For a quarter century, the BLM has maintained a partnership with the non-profit Self Help Center of Casper. The goal of the Center’s CORE program is to connect disadvantaged, at-risk and special-needs youths to the outdoors through volunteerism and teamwork at recreation sites. For most participants, a tour with CORE is their first time hiking, camping and disconnecting from technology for an extended period of time.
Victor Orr, Violence Prevention Coordinator for the Center, leads the group of 8–18-year-olds throughout Wyoming, tackling important projects with the BLM, U.S. Forest Service and National Park Service to improve federal lands. Orr was impressed with this year’s group.
“I see changes in these kids over the course of one week,” said Orr. “It’s neat when they pull together and get things done. And it’s not easy.”
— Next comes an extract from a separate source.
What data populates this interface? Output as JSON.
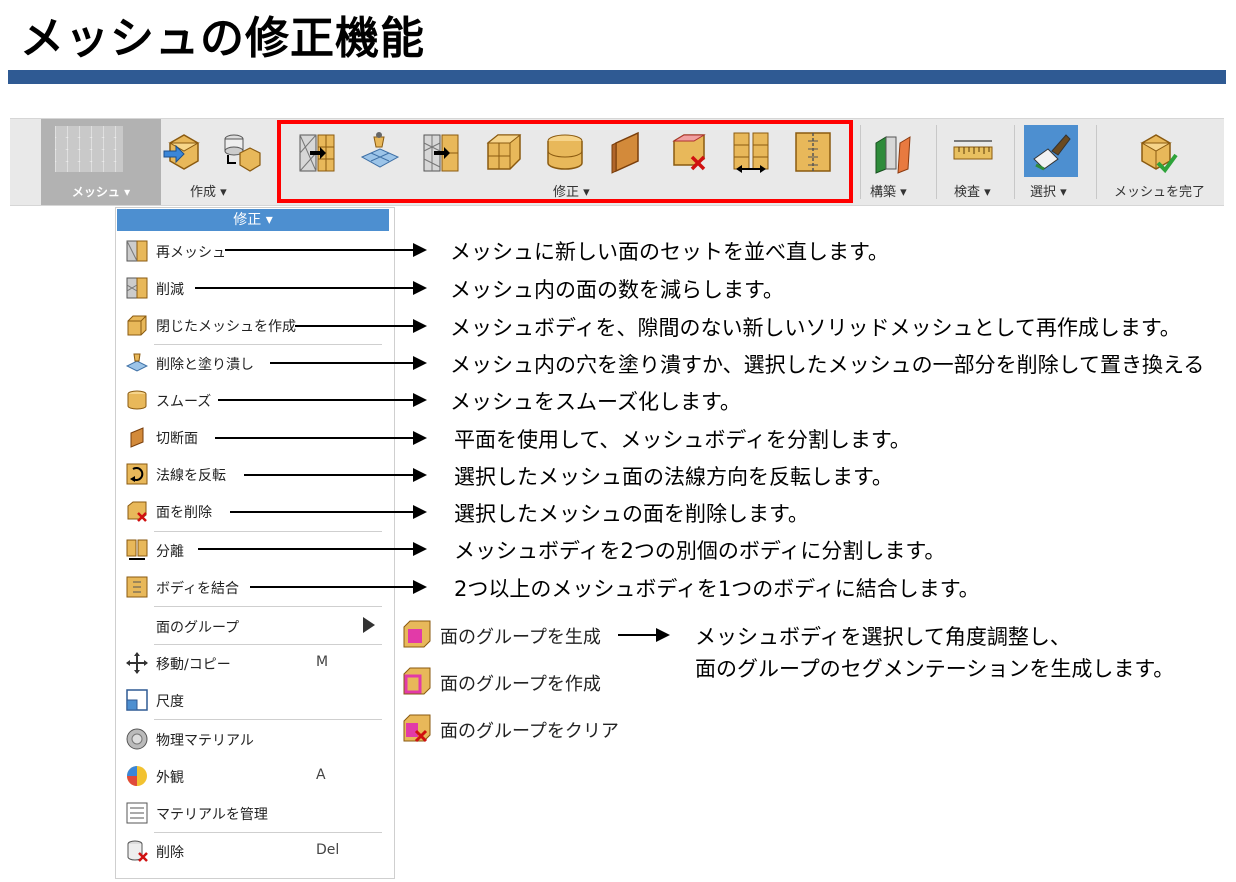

The group set up camp at the BLM-administered Five Springs Falls Campground east of Lovell. While there, the kids expanded and improved a group campsite, removed dead trees, cleaned out fire rings, sanded and painted trashcans, trimmed vegetation, cleaned the vault toilets, and resurfaced campsites and trails with gravel.
Eleven-year-old Dyllon was inspired by his mother who was a previous CORE participant.
“The best part about it is working with all the people we get to work with,” said Dyllon. “It’s fun and I wanted to do it again.”
In addition to the work at Five Springs Falls, the CORE kids were able to conduct an official paleontological survey at nearby Rainbow Canyon. Walking slowly and trying to stay in a line, the group surveyed about fifty feet on either side of a centerline, looking on the ground for anything that might be a fossilized bone or tooth.
“While the kids found lots of things that looked like fossils but weren’t, they did find trace fossils, ripple marks and other cool sedimentary structures,” said Cody Field Office Geologist Gretchen Hurley, who led the survey.
The find of the day was a large, fossilized branch or root encased in an ironstone concretion.
“It was great to have their help surveying the trail, and excellent to meet the kids and their trip leaders,” said Hurley.